Why does the last example throw an error but the others work? Bash is invoked in any case.
#!/bin/bash
function hello {
echo "Hello! user=$USER, uid=$UID, home=$HOME";
}
# Test that it works.
hello
# ok
bash -c "$(declare -f hello); hello"
# ok
sudo su $USER bash -c "$(declare -f hello); hello"
# error: bash: -c: line 1: syntax error: unexpected end of file
sudo -i -u $USER bash -c "$(declare -f hello); hello"

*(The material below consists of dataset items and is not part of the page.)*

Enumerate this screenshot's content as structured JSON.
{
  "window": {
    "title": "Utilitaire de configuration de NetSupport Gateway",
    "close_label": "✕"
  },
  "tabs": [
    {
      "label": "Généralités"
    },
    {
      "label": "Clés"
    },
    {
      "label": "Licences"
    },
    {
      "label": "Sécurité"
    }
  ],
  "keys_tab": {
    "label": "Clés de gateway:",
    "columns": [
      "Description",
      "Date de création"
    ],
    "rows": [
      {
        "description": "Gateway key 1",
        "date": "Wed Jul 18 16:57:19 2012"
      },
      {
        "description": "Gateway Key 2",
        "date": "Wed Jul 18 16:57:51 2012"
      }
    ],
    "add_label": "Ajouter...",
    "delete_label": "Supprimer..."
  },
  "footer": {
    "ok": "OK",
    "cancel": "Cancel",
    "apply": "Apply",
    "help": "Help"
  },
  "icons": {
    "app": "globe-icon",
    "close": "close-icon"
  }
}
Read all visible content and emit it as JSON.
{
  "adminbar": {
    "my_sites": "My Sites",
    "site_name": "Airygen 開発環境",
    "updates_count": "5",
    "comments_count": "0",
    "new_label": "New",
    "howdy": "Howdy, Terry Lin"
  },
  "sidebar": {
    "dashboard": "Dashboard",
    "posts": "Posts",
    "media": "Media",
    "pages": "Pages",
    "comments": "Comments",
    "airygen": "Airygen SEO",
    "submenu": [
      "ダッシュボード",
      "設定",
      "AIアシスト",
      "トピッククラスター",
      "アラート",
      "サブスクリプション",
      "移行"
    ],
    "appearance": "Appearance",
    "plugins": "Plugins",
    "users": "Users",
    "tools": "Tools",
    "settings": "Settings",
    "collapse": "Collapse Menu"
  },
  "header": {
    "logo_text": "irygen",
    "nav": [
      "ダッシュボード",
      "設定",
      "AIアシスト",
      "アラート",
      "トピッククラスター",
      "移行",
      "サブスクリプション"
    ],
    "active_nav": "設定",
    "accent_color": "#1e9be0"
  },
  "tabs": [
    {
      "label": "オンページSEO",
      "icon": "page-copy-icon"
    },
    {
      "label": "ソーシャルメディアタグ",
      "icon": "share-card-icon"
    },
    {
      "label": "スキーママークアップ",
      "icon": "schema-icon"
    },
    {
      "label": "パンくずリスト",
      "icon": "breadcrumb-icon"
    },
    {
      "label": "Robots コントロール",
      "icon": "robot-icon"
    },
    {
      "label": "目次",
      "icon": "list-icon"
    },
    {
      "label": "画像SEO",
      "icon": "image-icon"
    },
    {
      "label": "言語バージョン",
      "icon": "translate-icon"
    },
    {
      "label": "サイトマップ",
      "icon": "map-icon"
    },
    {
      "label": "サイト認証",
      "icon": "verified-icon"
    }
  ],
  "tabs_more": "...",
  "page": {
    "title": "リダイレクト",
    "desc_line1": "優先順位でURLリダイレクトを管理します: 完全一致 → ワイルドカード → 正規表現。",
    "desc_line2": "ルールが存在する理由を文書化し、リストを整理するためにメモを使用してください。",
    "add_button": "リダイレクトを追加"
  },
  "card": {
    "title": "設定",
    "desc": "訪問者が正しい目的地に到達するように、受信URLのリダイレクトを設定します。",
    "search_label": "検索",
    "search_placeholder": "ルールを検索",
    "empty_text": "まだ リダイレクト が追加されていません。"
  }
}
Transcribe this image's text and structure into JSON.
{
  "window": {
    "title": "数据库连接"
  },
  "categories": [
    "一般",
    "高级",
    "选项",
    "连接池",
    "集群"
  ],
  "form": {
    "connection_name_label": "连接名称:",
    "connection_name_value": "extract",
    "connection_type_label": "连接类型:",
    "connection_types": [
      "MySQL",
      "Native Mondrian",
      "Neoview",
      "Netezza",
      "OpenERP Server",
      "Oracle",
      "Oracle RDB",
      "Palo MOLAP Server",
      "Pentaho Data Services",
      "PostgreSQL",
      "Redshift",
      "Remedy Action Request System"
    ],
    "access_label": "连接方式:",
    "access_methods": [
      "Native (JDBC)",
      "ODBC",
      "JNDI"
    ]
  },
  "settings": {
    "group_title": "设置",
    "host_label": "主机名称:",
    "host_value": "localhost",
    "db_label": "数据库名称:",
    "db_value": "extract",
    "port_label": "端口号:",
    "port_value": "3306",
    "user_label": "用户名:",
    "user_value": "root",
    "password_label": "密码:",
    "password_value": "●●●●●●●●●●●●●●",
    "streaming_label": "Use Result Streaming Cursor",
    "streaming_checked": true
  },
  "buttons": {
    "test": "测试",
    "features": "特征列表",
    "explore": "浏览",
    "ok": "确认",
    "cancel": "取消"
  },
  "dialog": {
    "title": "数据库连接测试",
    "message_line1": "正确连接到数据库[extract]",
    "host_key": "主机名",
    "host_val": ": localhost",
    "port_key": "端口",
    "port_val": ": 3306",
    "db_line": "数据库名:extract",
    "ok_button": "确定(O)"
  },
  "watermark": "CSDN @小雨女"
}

It fail because of the -i or --login switch:
It seems like when debugging with -x
$ set -x
$ sudo -i -u $USER bash -c "$(declare -f hello); hello"
++ declare -f hello
+ sudo -i -u lea bash -c 'hello ()
{
echo "Hello! user=$USER, uid=$UID, home=$HOME"
}; hello'
Now if doing it manually it cause the same error:
sudo -i -u lea bash -c 'hello ()
{
echo "Hello! user=$USER, uid=$UID, home=$HOME"
}; hello'
Now lets just do a simple tiny change that make it work:
sudo -i -u lea bash -c 'hello ()
{
echo "Hello! user=$USER, uid=$UID, home=$HOME";}; hello'
The reason is that sudo -i runs everything like an interactive shell. And when doing so, every newline character from the declare -f hello is internally turned into space. The curly-brace code block need a semi-colon before the closing curly-brace when on the same line, which declare -f funcname does not provide since it expands the function source with closing curly brace at a new line.
Now lets make this behaviour very straightforward:
$ sudo bash -c 'echo hello
echo world'
hello
world
It executes both echo statements because they are separated by a newline.
but:
$ sudo -i bash -c 'echo hello
echo world'
hello echo world
It executes the first echo statement that prints everything as arguments because the newline has been replaced by a space.